À l'inverse, il est parfois préférable de remplacer les grosses machines par de plus petites mieux adaptées : dans le sud du Brésil, l'agriculture a amélioré ses performances pour les semis directs en supprimant les gros tracteurs au profit de petites machines de moins de 100CV. En fait, les techniques culturales sont plus importantes économiquement que les machines.
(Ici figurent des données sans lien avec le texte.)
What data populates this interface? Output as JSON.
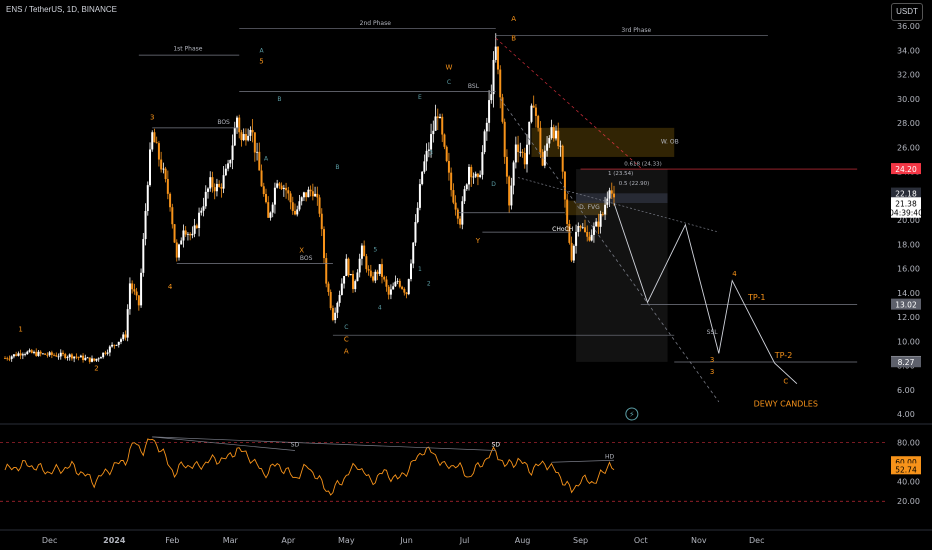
{
  "header": {
    "symbol_title": "ENS / TetherUS, 1D, BINANCE",
    "currency_badge": "USDT"
  },
  "colors": {
    "up": "#ffffff",
    "down": "#f7931a",
    "wave_orange": "#f7931a",
    "wave_teal": "#5b9ea6",
    "osc_line": "#f7931a",
    "grid_text": "#b2b5be",
    "price_red": "#f23645",
    "dashed_red": "#f23645"
  },
  "chart_data": [
    {
      "type": "candlestick",
      "title": "ENS / TetherUS, 1D, BINANCE",
      "x_labels": [
        "Dec",
        "2024",
        "Feb",
        "Mar",
        "Apr",
        "May",
        "Jun",
        "Jul",
        "Aug",
        "Sep",
        "Oct",
        "Nov",
        "Dec"
      ],
      "y_ticks": [
        4,
        6,
        8,
        10,
        12,
        14,
        16,
        18,
        20,
        22,
        24,
        26,
        28,
        30,
        32,
        34,
        36
      ],
      "ylim": [
        3.5,
        36.8
      ],
      "close_path": [
        {
          "t": 0,
          "v": 8.6
        },
        {
          "t": 8,
          "v": 9.1
        },
        {
          "t": 18,
          "v": 8.9
        },
        {
          "t": 30,
          "v": 8.8
        },
        {
          "t": 40,
          "v": 8.4
        },
        {
          "t": 48,
          "v": 9.6
        },
        {
          "t": 54,
          "v": 10.5
        },
        {
          "t": 56,
          "v": 14.8
        },
        {
          "t": 60,
          "v": 13.0
        },
        {
          "t": 64,
          "v": 23.4
        },
        {
          "t": 66,
          "v": 27.0
        },
        {
          "t": 70,
          "v": 24.5
        },
        {
          "t": 74,
          "v": 21.5
        },
        {
          "t": 77,
          "v": 16.7
        },
        {
          "t": 80,
          "v": 19.5
        },
        {
          "t": 84,
          "v": 18.5
        },
        {
          "t": 88,
          "v": 21.0
        },
        {
          "t": 92,
          "v": 23.0
        },
        {
          "t": 96,
          "v": 22.6
        },
        {
          "t": 100,
          "v": 24.2
        },
        {
          "t": 104,
          "v": 28.5
        },
        {
          "t": 106,
          "v": 26.5
        },
        {
          "t": 110,
          "v": 28.0
        },
        {
          "t": 114,
          "v": 24.0
        },
        {
          "t": 118,
          "v": 20.0
        },
        {
          "t": 122,
          "v": 23.5
        },
        {
          "t": 126,
          "v": 22.5
        },
        {
          "t": 130,
          "v": 20.5
        },
        {
          "t": 134,
          "v": 22.0
        },
        {
          "t": 138,
          "v": 22.5
        },
        {
          "t": 141,
          "v": 20.8
        },
        {
          "t": 144,
          "v": 15.0
        },
        {
          "t": 147,
          "v": 12.0
        },
        {
          "t": 150,
          "v": 14.0
        },
        {
          "t": 153,
          "v": 16.5
        },
        {
          "t": 156,
          "v": 14.5
        },
        {
          "t": 160,
          "v": 17.5
        },
        {
          "t": 164,
          "v": 15.0
        },
        {
          "t": 168,
          "v": 16.0
        },
        {
          "t": 172,
          "v": 13.8
        },
        {
          "t": 176,
          "v": 15.0
        },
        {
          "t": 180,
          "v": 14.0
        },
        {
          "t": 184,
          "v": 19.5
        },
        {
          "t": 187,
          "v": 24.0
        },
        {
          "t": 190,
          "v": 26.0
        },
        {
          "t": 194,
          "v": 29.0
        },
        {
          "t": 197,
          "v": 25.5
        },
        {
          "t": 200,
          "v": 22.5
        },
        {
          "t": 204,
          "v": 20.0
        },
        {
          "t": 208,
          "v": 24.5
        },
        {
          "t": 212,
          "v": 23.0
        },
        {
          "t": 216,
          "v": 28.0
        },
        {
          "t": 220,
          "v": 34.0
        },
        {
          "t": 223,
          "v": 28.0
        },
        {
          "t": 226,
          "v": 21.0
        },
        {
          "t": 229,
          "v": 26.5
        },
        {
          "t": 233,
          "v": 25.0
        },
        {
          "t": 237,
          "v": 30.0
        },
        {
          "t": 241,
          "v": 24.5
        },
        {
          "t": 245,
          "v": 28.0
        },
        {
          "t": 249,
          "v": 25.5
        },
        {
          "t": 252,
          "v": 19.5
        },
        {
          "t": 254,
          "v": 17.0
        },
        {
          "t": 257,
          "v": 20.0
        },
        {
          "t": 261,
          "v": 18.5
        },
        {
          "t": 265,
          "v": 19.5
        },
        {
          "t": 268,
          "v": 20.5
        },
        {
          "t": 271,
          "v": 23.0
        },
        {
          "t": 273,
          "v": 21.4
        }
      ],
      "annotations": {
        "phases": [
          "1st Phase",
          "2nd Phase",
          "3rd Phase"
        ],
        "structure_labels": [
          "BOS",
          "BOS",
          "BSL",
          "CHoCH",
          "D. FVG",
          "W. OB",
          "SSL"
        ],
        "fib_labels": [
          "0.618 (24.33)",
          "1 (23.54)",
          "0.5 (22.90)"
        ],
        "targets": [
          "TP-1",
          "TP-2"
        ],
        "watermark": "DEWY CANDLES",
        "orange_wave_labels": [
          "1",
          "2",
          "3",
          "4",
          "5",
          "W",
          "X",
          "Y",
          "A",
          "B",
          "C",
          "4",
          "3",
          "C"
        ],
        "teal_wave_labels": [
          "A",
          "B",
          "C",
          "1",
          "2",
          "3",
          "4",
          "5",
          "A",
          "B",
          "C",
          "D",
          "E"
        ]
      },
      "price_labels": [
        {
          "text": "24.21",
          "v": 24.21,
          "bg": "#000000",
          "fg": "#f7931a"
        },
        {
          "text": "24.20",
          "v": 24.2,
          "bg": "#f23645",
          "fg": "#ffffff"
        },
        {
          "text": "22.18",
          "v": 22.18,
          "bg": "#2a2e39",
          "fg": "#ffffff"
        },
        {
          "text": "21.38",
          "v": 21.38,
          "bg": "#ffffff",
          "fg": "#000000"
        },
        {
          "text": "04:39:40",
          "v": 20.6,
          "bg": "#ffffff",
          "fg": "#000000"
        },
        {
          "text": "13.02",
          "v": 13.02,
          "bg": "#5d606b",
          "fg": "#ffffff"
        },
        {
          "text": "8.29",
          "v": 8.29,
          "bg": "#ffffff",
          "fg": "#000000"
        },
        {
          "text": "8.27",
          "v": 8.27,
          "bg": "#5d606b",
          "fg": "#ffffff"
        }
      ]
    },
    {
      "type": "line",
      "title": "",
      "y_ticks": [
        20,
        40,
        60,
        80
      ],
      "ylim": [
        10,
        92
      ],
      "levels": [
        80,
        20
      ],
      "series": [
        {
          "name": "",
          "points": [
            {
              "t": 0,
              "v": 52
            },
            {
              "t": 10,
              "v": 58
            },
            {
              "t": 20,
              "v": 50
            },
            {
              "t": 30,
              "v": 56
            },
            {
              "t": 40,
              "v": 40
            },
            {
              "t": 48,
              "v": 55
            },
            {
              "t": 54,
              "v": 62
            },
            {
              "t": 58,
              "v": 80
            },
            {
              "t": 62,
              "v": 72
            },
            {
              "t": 66,
              "v": 85
            },
            {
              "t": 70,
              "v": 72
            },
            {
              "t": 76,
              "v": 48
            },
            {
              "t": 80,
              "v": 58
            },
            {
              "t": 86,
              "v": 55
            },
            {
              "t": 92,
              "v": 62
            },
            {
              "t": 100,
              "v": 64
            },
            {
              "t": 104,
              "v": 74
            },
            {
              "t": 110,
              "v": 65
            },
            {
              "t": 116,
              "v": 48
            },
            {
              "t": 122,
              "v": 58
            },
            {
              "t": 130,
              "v": 44
            },
            {
              "t": 136,
              "v": 56
            },
            {
              "t": 142,
              "v": 38
            },
            {
              "t": 146,
              "v": 28
            },
            {
              "t": 152,
              "v": 44
            },
            {
              "t": 158,
              "v": 58
            },
            {
              "t": 164,
              "v": 40
            },
            {
              "t": 170,
              "v": 50
            },
            {
              "t": 176,
              "v": 42
            },
            {
              "t": 182,
              "v": 56
            },
            {
              "t": 187,
              "v": 72
            },
            {
              "t": 192,
              "v": 70
            },
            {
              "t": 197,
              "v": 55
            },
            {
              "t": 202,
              "v": 58
            },
            {
              "t": 208,
              "v": 45
            },
            {
              "t": 214,
              "v": 60
            },
            {
              "t": 220,
              "v": 72
            },
            {
              "t": 224,
              "v": 56
            },
            {
              "t": 230,
              "v": 62
            },
            {
              "t": 236,
              "v": 52
            },
            {
              "t": 242,
              "v": 60
            },
            {
              "t": 248,
              "v": 48
            },
            {
              "t": 254,
              "v": 30
            },
            {
              "t": 258,
              "v": 42
            },
            {
              "t": 264,
              "v": 40
            },
            {
              "t": 268,
              "v": 48
            },
            {
              "t": 271,
              "v": 60
            },
            {
              "t": 273,
              "v": 52.74
            }
          ]
        }
      ],
      "divergence_labels": [
        "SD",
        "SD",
        "HD"
      ],
      "price_labels": [
        {
          "text": "60.00",
          "v": 60.0,
          "bg": "#f7931a",
          "fg": "#000000"
        },
        {
          "text": "52.74",
          "v": 52.74,
          "bg": "#f7931a",
          "fg": "#000000"
        }
      ]
    }
  ]
}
L'électronique embarquée pourrait réserver d'autres surprises, par exemple le contrôle des céréales directement sur la moissonneuse, de façon à exercer un tri automatique des différentes qualités récoltées dans un champ. Ce serait très utile pour l'orge, dont le taux de protéines est fondamental pour la fabrication de la bière. De même, pour éviter les ruptures de charge et diminuer le prix de la logistique, qui peut représenter jusqu'à un tiers du coût de production des céréales, on achemine de plus en plus les conteneurs dans les champs, lesquels intégreront progressivement des fonctions de conservation et de stockage, et pourront, depuis l'exploitation, voyager par camion, train, péniche, bateau jusqu'au grossiste ou au point de vente final. Autre exemple : ces hélicoptères « drones », sans pilote, qui sont utilisés pour épandre des insecticides sur des champs de riz petits, marécageux et fragmentés en terrasses. Le constructeur japonais Yamaha en a déjà vendu plus de 2 000 unités; chacune dispose d'une autonomie de deux heures et peut traiter six hectares par heure. Actuellement, dans les grandes plaines agricoles françaises, le machinisme ne représente déjà plus que 5'%des coûts de production; cette proportion va forcément diminuer avec l'augmentation rapide de la taille des exploitations – autorisée jusqu'à un certain point par la mécanisation intensive (et dans les limites du ' maximum cultivable par une seule personne ') ; on évoque ainsi une baisse à 3'%. des coûts, D'où une forte concentration du secteur des constructeurs ; d'ores et déjà quatre marques détiennent 80 '% du marché mondial.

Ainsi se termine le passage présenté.